We do not think that the judge was required, in giving the jury the form of their verdict, to repeat the instruction which he had previously given, that the jury’s verdict should be based upon their opinion of the evidence. And while his use of the words “you desire” was perhaps inappropriate, in the instruction as to the form of the verdict (where he said, “in the 'event you desire to find the defendant guilty, under the rules of law given you in charge, the form of your verdict would be, ‘We, the jury, find him guilty”’), yet as the same expression was used both as to a verdict of acquittal and as to a verdict of conviction, it does not appear that the error is material or harmful to the defendant.

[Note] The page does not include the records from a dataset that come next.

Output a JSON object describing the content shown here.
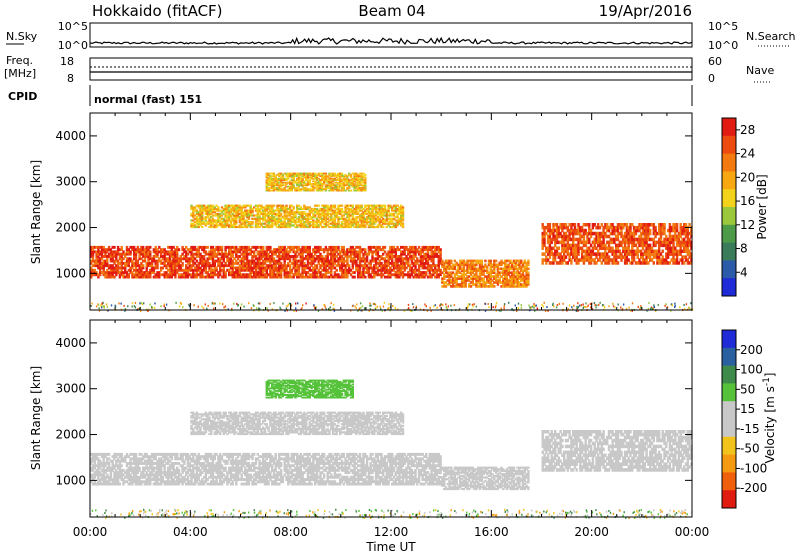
{
  "header": {
    "station": "Hokkaido (fitACF)",
    "beam": "Beam 04",
    "date": "19/Apr/2016"
  },
  "top_panels": {
    "nsky_label": "N.Sky",
    "nsky_ticks": [
      "10^5",
      "10^0"
    ],
    "nsearch_label": "N.Search",
    "nsearch_ticks": [
      "10^5",
      "10^0"
    ],
    "freq_label": "Freq.",
    "freq_unit": "[MHz]",
    "freq_ticks": [
      "18",
      "8"
    ],
    "nave_label": "Nave",
    "nave_ticks": [
      "60",
      "0"
    ],
    "cpid_label": "CPID",
    "cpid_value": "normal (fast) 151"
  },
  "chart_data": [
    {
      "type": "heatmap",
      "title": "",
      "xlabel": "",
      "ylabel": "Slant Range [km]",
      "yticks": [
        "1000",
        "2000",
        "3000",
        "4000"
      ],
      "ylim": [
        200,
        4500
      ],
      "xlim": [
        "00:00",
        "24:00"
      ],
      "colorbar": {
        "label": "Power [dB]",
        "ticks": [
          "4",
          "8",
          "12",
          "16",
          "20",
          "24",
          "28"
        ],
        "range": [
          0,
          30
        ],
        "colors": [
          "#1f2bd6",
          "#2b5aa8",
          "#3a7c5a",
          "#4d9a49",
          "#9ac83a",
          "#f2d21a",
          "#f6a712",
          "#f27a10",
          "#ec4a0e",
          "#e11b12"
        ]
      },
      "regions": [
        {
          "t0": 0.0,
          "t1": 14.0,
          "r0": 900,
          "r1": 1600,
          "level": 26,
          "note": "main band, high power"
        },
        {
          "t0": 4.0,
          "t1": 12.5,
          "r0": 2000,
          "r1": 2500,
          "level": 18
        },
        {
          "t0": 7.0,
          "t1": 11.0,
          "r0": 2800,
          "r1": 3200,
          "level": 18
        },
        {
          "t0": 14.0,
          "t1": 17.5,
          "r0": 700,
          "r1": 1300,
          "level": 22
        },
        {
          "t0": 18.0,
          "t1": 24.0,
          "r0": 1200,
          "r1": 2100,
          "level": 25
        }
      ]
    },
    {
      "type": "heatmap",
      "title": "",
      "xlabel": "Time UT",
      "ylabel": "Slant Range [km]",
      "xticks": [
        "00:00",
        "04:00",
        "08:00",
        "12:00",
        "16:00",
        "20:00",
        "00:00"
      ],
      "yticks": [
        "1000",
        "2000",
        "3000",
        "4000"
      ],
      "ylim": [
        200,
        4500
      ],
      "colorbar": {
        "label": "Velocity [m s^-1]",
        "ticks": [
          "200",
          "100",
          "50",
          "15",
          "-15",
          "-50",
          "-100",
          "-200"
        ],
        "range": [
          -250,
          250
        ],
        "colors": [
          "#1f2bd6",
          "#2a5fa0",
          "#3d8a4a",
          "#55c23a",
          "#c8c8c8",
          "#c8c8c8",
          "#f2c31a",
          "#f59a10",
          "#f0600c",
          "#e01b10"
        ]
      },
      "regions": [
        {
          "t0": 0.0,
          "t1": 14.0,
          "r0": 900,
          "r1": 1600,
          "value": 0,
          "note": "ground scatter, grey"
        },
        {
          "t0": 4.0,
          "t1": 12.5,
          "r0": 2000,
          "r1": 2500,
          "value": 0
        },
        {
          "t0": 7.0,
          "t1": 10.5,
          "r0": 2800,
          "r1": 3200,
          "value": -60
        },
        {
          "t0": 14.0,
          "t1": 17.5,
          "r0": 800,
          "r1": 1300,
          "value": -40
        },
        {
          "t0": 18.0,
          "t1": 24.0,
          "r0": 1200,
          "r1": 2100,
          "value": 0
        }
      ]
    }
  ]
}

The charge of the court that the defendant “would have to acquire a fair claim of right by purchase,' before he could have such a fair claim of right as the law recognizes,” is manifestly incorrect and erroneous, if treated as a general statement of the law. But inasmuch as the whole question in the present case was whether the defendant had purchased the flour in question or not, and inasmuch as he did not claim any right to the flour except by purchase, the error could not be harmful, — could not have con*729fused the jury or have hampered them iu fairly and fully construing the evidence introduced in behalf of the defendant. So far as the case at bar was concerned, the defendant could not acquire a fair claim of right except by purchase. Witnesses for the State testified that the defendant took the flour without purchasing it. And there was testimony in behalf of the defendant, outside of his statement, that he purchased the sack of flour and paid for it. This, therefore, became the crucial point in the case. And while the charge of the court that the defendant had to show that he obtained the property by purchase was incorrect as a general proposition, it was not injurious to him, for the jury were informed that if he purchased the flour, or if they were in doubt as to whether he purchased it or not, he should be acquitted. As he did not deny taking the flour, and rested his right to take it only upon the fact that he had purchased it, other methods by which he might readily have acquired title to the flour were immaterial to his defense. Judgment affirmed.